There is no question, however, that the brain is a complicated organ which has long been considered so complex that even today it is still poorly understood.

Why, after so many decades, are we still bewildered about how the "human brain" works? What is it that we haven't studied enough?

The scientific study of the brain has focused mainly on the mechanics of the organ as it relates to our anatomy and physiology. Whereas the psychological study of the brain is the observation of our behaviors and how we react to our surroundings at any given time. Emotions such as anger, happiness, sadness as well as mental disorders such as depression, anxiety, and neurosis just to name a few are an indication that brain function is made up of more than just the mechanical aspects of the brain.
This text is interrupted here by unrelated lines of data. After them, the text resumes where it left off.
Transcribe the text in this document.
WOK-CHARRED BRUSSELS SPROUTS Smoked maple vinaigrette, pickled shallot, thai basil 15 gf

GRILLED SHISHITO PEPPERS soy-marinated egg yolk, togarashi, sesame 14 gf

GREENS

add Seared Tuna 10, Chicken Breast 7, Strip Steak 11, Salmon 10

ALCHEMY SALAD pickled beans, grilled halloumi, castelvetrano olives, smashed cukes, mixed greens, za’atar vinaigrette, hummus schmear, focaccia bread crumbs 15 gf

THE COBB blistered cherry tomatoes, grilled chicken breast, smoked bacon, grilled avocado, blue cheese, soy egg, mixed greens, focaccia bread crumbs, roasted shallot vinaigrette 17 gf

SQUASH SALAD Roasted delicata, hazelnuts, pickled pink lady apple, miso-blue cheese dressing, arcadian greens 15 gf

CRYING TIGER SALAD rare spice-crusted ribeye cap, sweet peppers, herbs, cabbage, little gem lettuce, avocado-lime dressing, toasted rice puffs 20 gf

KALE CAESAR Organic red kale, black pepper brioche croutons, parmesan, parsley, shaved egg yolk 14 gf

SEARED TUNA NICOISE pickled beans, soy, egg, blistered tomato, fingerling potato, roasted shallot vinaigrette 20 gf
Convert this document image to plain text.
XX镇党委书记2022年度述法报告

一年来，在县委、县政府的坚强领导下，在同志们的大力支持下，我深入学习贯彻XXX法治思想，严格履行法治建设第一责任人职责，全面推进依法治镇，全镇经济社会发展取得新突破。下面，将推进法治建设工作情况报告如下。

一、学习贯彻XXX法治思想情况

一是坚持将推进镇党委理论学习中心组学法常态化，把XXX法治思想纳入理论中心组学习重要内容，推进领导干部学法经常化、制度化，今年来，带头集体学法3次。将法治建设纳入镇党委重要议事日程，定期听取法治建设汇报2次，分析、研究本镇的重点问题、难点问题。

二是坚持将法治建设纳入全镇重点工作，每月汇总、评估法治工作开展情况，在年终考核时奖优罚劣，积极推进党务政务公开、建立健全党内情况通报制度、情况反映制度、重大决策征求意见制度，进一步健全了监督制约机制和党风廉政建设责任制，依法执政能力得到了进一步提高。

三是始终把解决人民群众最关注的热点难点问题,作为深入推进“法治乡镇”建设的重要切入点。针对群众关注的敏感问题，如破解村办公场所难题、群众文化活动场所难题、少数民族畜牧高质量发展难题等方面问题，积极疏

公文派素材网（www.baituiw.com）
How the mechanical functioning of the brain interacts with the behavioral functioning is the real question. Understanding what the brain is doing when we act in certain ways is a question that has perplexed the scientific community for decades. The brain uses a set of cognitive processes related to perception, interpretation, imagination, memories, and crucially language which a person may or may not be aware. Medical scientists such as psychiatrists study how the brain works physiologically, while psychologists study how we behave.

I believe that instead of looking at the physiological and behavioral functioning of the brain as being two different processes, we should instead consider the fact that they must work together. For example, when an individual is acting out with depression or mood swings, we see that more often than not they are diagnosed with a mental condition. However, there are physical ailments that can cause such behavior and symptoms. For example, thyroid disease can be one. More often than not it is the last thing a physician will look at when an abnormal behavior is exhibited in a person.

When an individual is exhibiting behavioral issues, it would be best to combine the physiological and the behavioral aspects to better consider what is ailing a person.

Looking at all aspects of the physiological functioning of the brain as well as the emotional functioning is the key to understanding how we behave and how better to cure an ill person. When you look at all aspects of what makes up our behavior you will see that it is more complicated than just the physiological or behavioral components alone.